3 years too late fucktard.
This is the hell we're all stuck with and it's all your fault.
Fuck.
Off.
 
Just a reminder that Huxley was a Fabian socialist which is the birthplace of all this woke ideology he wrote the complete denial of race for the UN Aldous Huxley can get f***** George Orwell hated his mentor and part of 1984 is s*** talkin him
Current woke ideology isn't about the complete denial of race at all. Far from it. It just replaces scientific arguments about racial differences with moral ones based on the Marxist oppressed/oppressor dichotomy, which allows it to completely invert the traditional idea of who the superior and inferior races are.
 
I came in expecting a WaPo or other lefty agitprop article saying "Orwell was right- Here's how that's a GOOD THING™️. I came away pleasantly surprised.
 
I wish I could share your enthusiasm but I've been feeling pretty blackpilled lately, they won, they've taken over every single institution that matters in this country and there's nothing a guy like you or me can do about it.

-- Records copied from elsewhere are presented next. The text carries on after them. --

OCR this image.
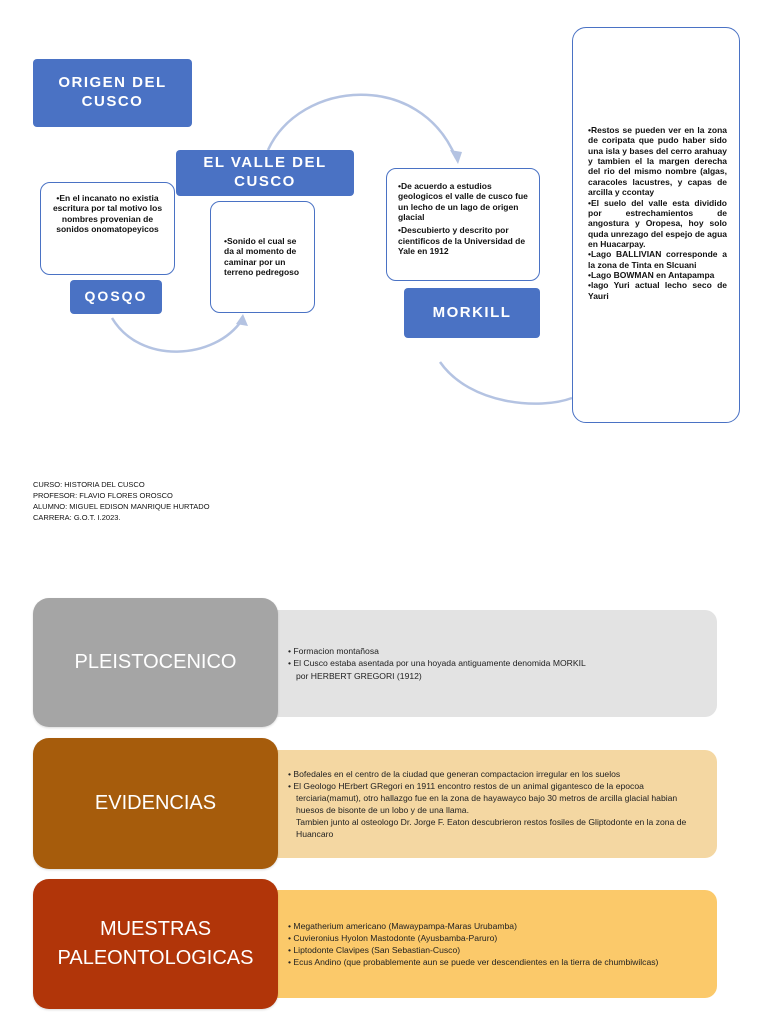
ORIGEN DEL CUSCO
EL VALLE DEL CUSCO
QOSQO
MORKILL

•En el incanato no existia escritura por tal motivo los nombres provenian de sonidos onomatopeyicos

•Sonido el cual se da al momento de caminar por un terreno pedregoso

•De acuerdo a estudios geologicos el valle de cusco fue un lecho de un lago de origen glacial

•Descubierto y descrito por cientificos de la Universidad de Yale en 1912

•Restos se pueden ver en la zona de coripata que pudo haber sido una isla y bases del cerro arahuay y tambien el la margen derecha del rio del mismo nombre (algas, caracoles lacustres, y capas de arcilla y ccontay

•El suelo del valle esta dividido por estrechamientos de angostura y Oropesa, hoy solo quda unrezago del espejo de agua en Huacarpay.

•Lago BALLIVIAN corresponde a la zona de Tinta en Slcuani

•Lago BOWMAN en Antapampa

•lago Yuri actual lecho seco de Yauri

CURSO: HISTORIA DEL CUSCO
PROFESOR: FLAVIO FLORES OROSCO
ALUMNO: MIGUEL EDISON MANRIQUE HURTADO
CARRERA: G.O.T. I.2023.
• Formacion montañosa
• El Cusco estaba asentada por una hoyada antiguamente denomida MORKIL
por HERBERT GREGORI (1912)
PLEISTOCENICO
• Bofedales en el centro de la ciudad que generan compactacion irregular en los suelos
• El Geologo HErbert GRegori en 1911 encontro restos de un animal gigantesco de la epocoa terciaria(mamut), otro hallazgo fue en la zona de hayawayco bajo 30 metros de arcilla glacial habian huesos de bisonte de un lobo y de una llama.
Tambien junto al osteologo Dr. Jorge F. Eaton descubrieron restos fosiles de Gliptodonte en la zona de Huancaro
EVIDENCIAS
• Megatherium americano (Mawaypampa-Maras Urubamba)
• Cuvieronius Hyolon Mastodonte (Ayusbamba-Paruro)
• Liptodonte Clavipes (San Sebastian-Cusco)
• Ecus Andino (que probablemente aun se puede ver descendientes en la tierra de chumbiwilcas)
MUESTRAS PALEONTOLOGICAS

Trump was the only real pushback and that's already over and done with, he's gone, they doubled down on everything and have gone through great lengths to ensure it could never ever happen again, they won.

I take solace in two things, the fantasy escapism of video games and the like and my memories of better days before they took over.

Reality is fucked, only thing left to keep your sanity is to just tune it all out.
All the birds have flown up and gone;
A lonely cloud floats leisurely by.
We never tire of looking at each other –
Only the mountain and I.

The birds have vanished down the sky.
Now the last cloud drains away.
We sit together, the mountain and I,
until only the mountain remains.

- Li Po, Chinese poet

(aka touch grass)
 
With Ukraine going on, the next piece of media to used as an instruction manual will be "Dr. Strangelove." Mark my words--the Beltway and oligarchs assume that only flyover could possibly get nuked...
Not my precious bodily fluids!!!!!!!
 
We're closer to Brave New World these days.
Brave New World (for the rich and elites) + Idiocracy (for the retards) + 1984 (general structure) and maybe some Farenheit 451 (in case we get more book-burnings)
 
I haven't read Fahrenheit 451 yet but I did read The Martian Chronicles in 2020 and one story there was like a proto Fahrenheit 451 and amazingly predicted cancel culture pretty closely much like I assume Fahrenheit 451 does.
Fahrenheit 451 flat-out states the censorship started as a purely voluntary thing with people redacting their own speech to avoid causing offense, then becoming socially and then ultimately legally forced.
Brave New World (for the rich and elites) + Idiocracy (for the retards) + 1984 (general structure) and maybe some Farenheit 451 (in case we get more book-burnings)
I'd add Atlas Shrugged to the mix, since the current crop of people in charge of things seem to have adopted the economic policies of the book's antagonists wholesale. As horrible and plodding of an author Ayn Rand can be, I do recommend Kiwis try to read it since she nailed so much of the current zeitgeist among the elites, as well as the entitlement among the dependent classes.
 
Boring and trite.

REALLY? Brave New World and 1984 ended up being prophetic of the times we live in?! What an interesting and novel perspective I most surely have never heard before! This has utterly changed my entire outlook on life! M I N D B L O W N
Well, yes. But this is for the normies. Gotta keep banging that drum because there's a miniscule, but non-zero, chance that it may ignite some tiny spark of self-awareness. Maybe.

That's the best I can offer - I'm utterly blackpilled today, and would otherwise only echo the sentiments of others, itt, regarding limiting one's concerns to the immediate and tangible - really important - matters in one's life. I'll see you all innawoods...

Edit: or rather, I won't see anyone, with any luck, lol.